I do vaguely remember "good kings" and "bad kings" ... some kids were forgiving and more than fair, and others were vindictive. So not everyone gravitated towards tyranny and some did report "nothing happened" more or less.
It could be viewed as egoism though, when at specific angles. What win is? That everyone chit-chats instead of learning on a regular basis? Is your teacher a foe? You make friends of who?
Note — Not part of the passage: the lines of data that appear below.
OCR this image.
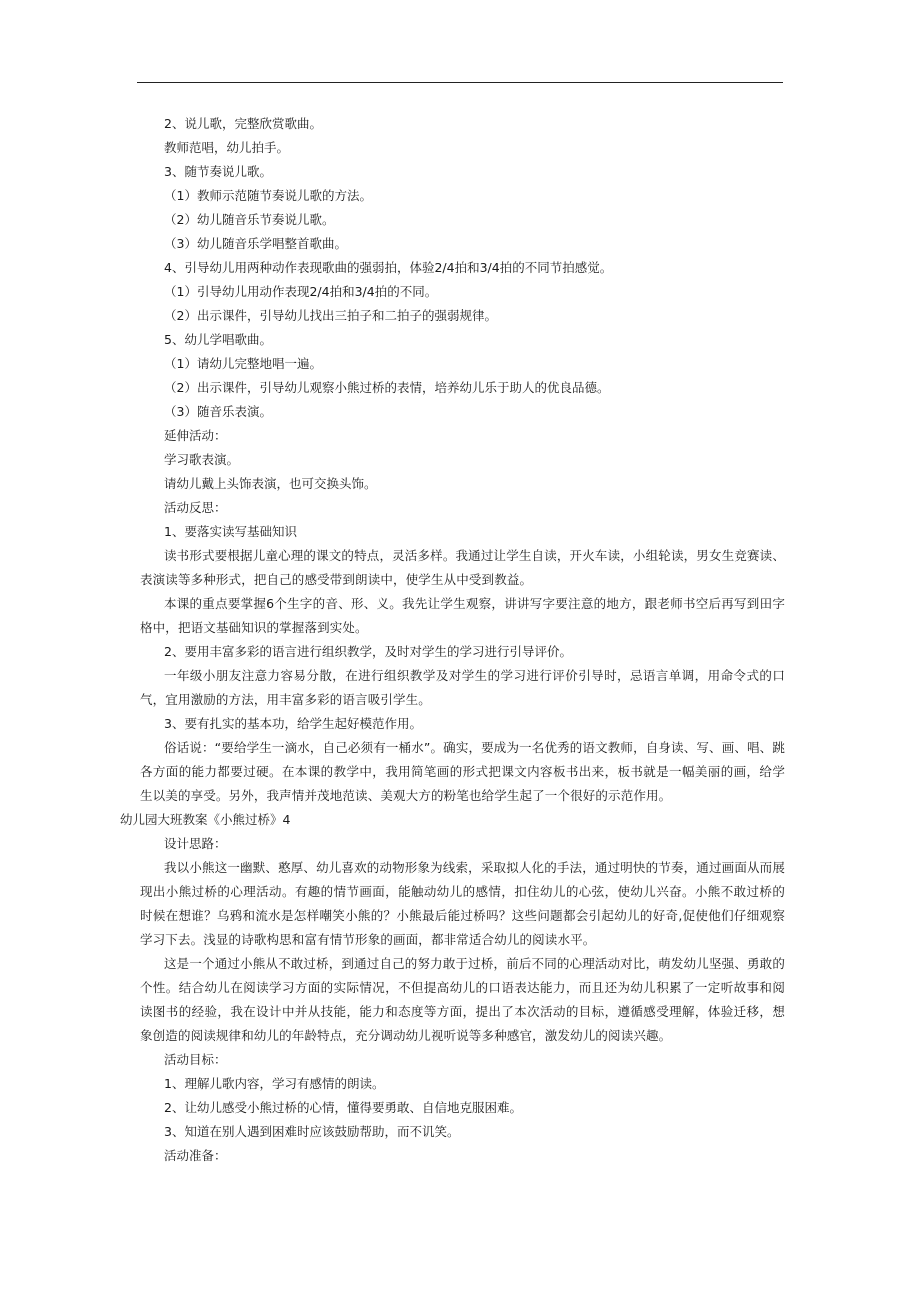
2、说儿歌，完整欣赏歌曲。
教师范唱，幼儿拍手。
3、随节奏说儿歌。
（1）教师示范随节奏说儿歌的方法。
（2）幼儿随音乐节奏说儿歌。
（3）幼儿随音乐学唱整首歌曲。
4、引导幼儿用两种动作表现歌曲的强弱拍，体验2/4拍和3/4拍的不同节拍感觉。
（1）引导幼儿用动作表现2/4拍和3/4拍的不同。
（2）出示课件，引导幼儿找出三拍子和二拍子的强弱规律。
5、幼儿学唱歌曲。
（1）请幼儿完整地唱一遍。
（2）出示课件，引导幼儿观察小熊过桥的表情，培养幼儿乐于助人的优良品德。
（3）随音乐表演。
延伸活动：
学习歌表演。
请幼儿戴上头饰表演，也可交换头饰。
活动反思：
1、要落实读写基础知识
读书形式要根据儿童心理的课文的特点，灵活多样。我通过让学生自读，开火车读，小组轮读，男女生竞赛读、表演读等多种形式，把自己的感受带到朗读中，使学生从中受到教益。
本课的重点要掌握6个生字的音、形、义。我先让学生观察，讲讲写字要注意的地方，跟老师书空后再写到田字格中，把语文基础知识的掌握落到实处。
2、要用丰富多彩的语言进行组织教学，及时对学生的学习进行引导评价。
一年级小朋友注意力容易分散，在进行组织教学及对学生的学习进行评价引导时，忌语言单调，用命令式的口气，宜用激励的方法，用丰富多彩的语言吸引学生。
3、要有扎实的基本功，给学生起好模范作用。
俗话说：“要给学生一滴水，自己必须有一桶水”。确实，要成为一名优秀的语文教师，自身读、写、画、唱、跳各方面的能力都要过硬。在本课的教学中，我用简笔画的形式把课文内容板书出来，板书就是一幅美丽的画，给学生以美的享受。另外，我声情并茂地范读、美观大方的粉笔也给学生起了一个很好的示范作用。
幼儿园大班教案《小熊过桥》4
设计思路：
我以小熊这一幽默、憨厚、幼儿喜欢的动物形象为线索，采取拟人化的手法，通过明快的节奏，通过画面从而展现出小熊过桥的心理活动。有趣的情节画面，能触动幼儿的感情，扣住幼儿的心弦，使幼儿兴奋。小熊不敢过桥的时候在想谁？乌鸦和流水是怎样嘲笑小熊的？小熊最后能过桥吗？这些问题都会引起幼儿的好奇,促使他们仔细观察学习下去。浅显的诗歌构思和富有情节形象的画面，都非常适合幼儿的阅读水平。
这是一个通过小熊从不敢过桥，到通过自己的努力敢于过桥，前后不同的心理活动对比，萌发幼儿坚强、勇敢的个性。结合幼儿在阅读学习方面的实际情况，不但提高幼儿的口语表达能力，而且还为幼儿积累了一定听故事和阅读图书的经验，我在设计中并从技能，能力和态度等方面，提出了本次活动的目标，遵循感受理解，体验迁移，想象创造的阅读规律和幼儿的年龄特点，充分调动幼儿视听说等多种感官，激发幼儿的阅读兴趣。
活动目标：
1、理解儿歌内容，学习有感情的朗读。
2、让幼儿感受小熊过桥的心情，懂得要勇敢、自信地克服困难。
3、知道在别人遇到困难时应该鼓励帮助，而不讥笑。
活动准备：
It is hard to define a long-term win. In my story above we two refused our position not because we didn't like to create homeworks. In fact, what we did wasn't much different from school books; we even categorized tasks and watched that they weren't too hard, leaving only a couple of pieces that required some thinking. What we didn't like was scoring our friends, non-friends and whatever these relationships were back then. But still I think that seeing how they learn and provide a feedback is, well, a slightly better than just throwing books at them and wait for a success. Our class actually knew some physics as a result. It is a social price that was questionable, not a learning process. Despite being viewed as a 'good guy', now I don't have strong relationships with any of my then buddies anyway. Sum up? Our teacher could be not as unthoughtful as it seemed.
tl;dr while everyone is on their own, someone has to think of the group as a whole. It doesn't mean you all end up in a better place, but at least you tried and had an opinion instead of a denial. People are pretty forgiving if your intents are good-natured.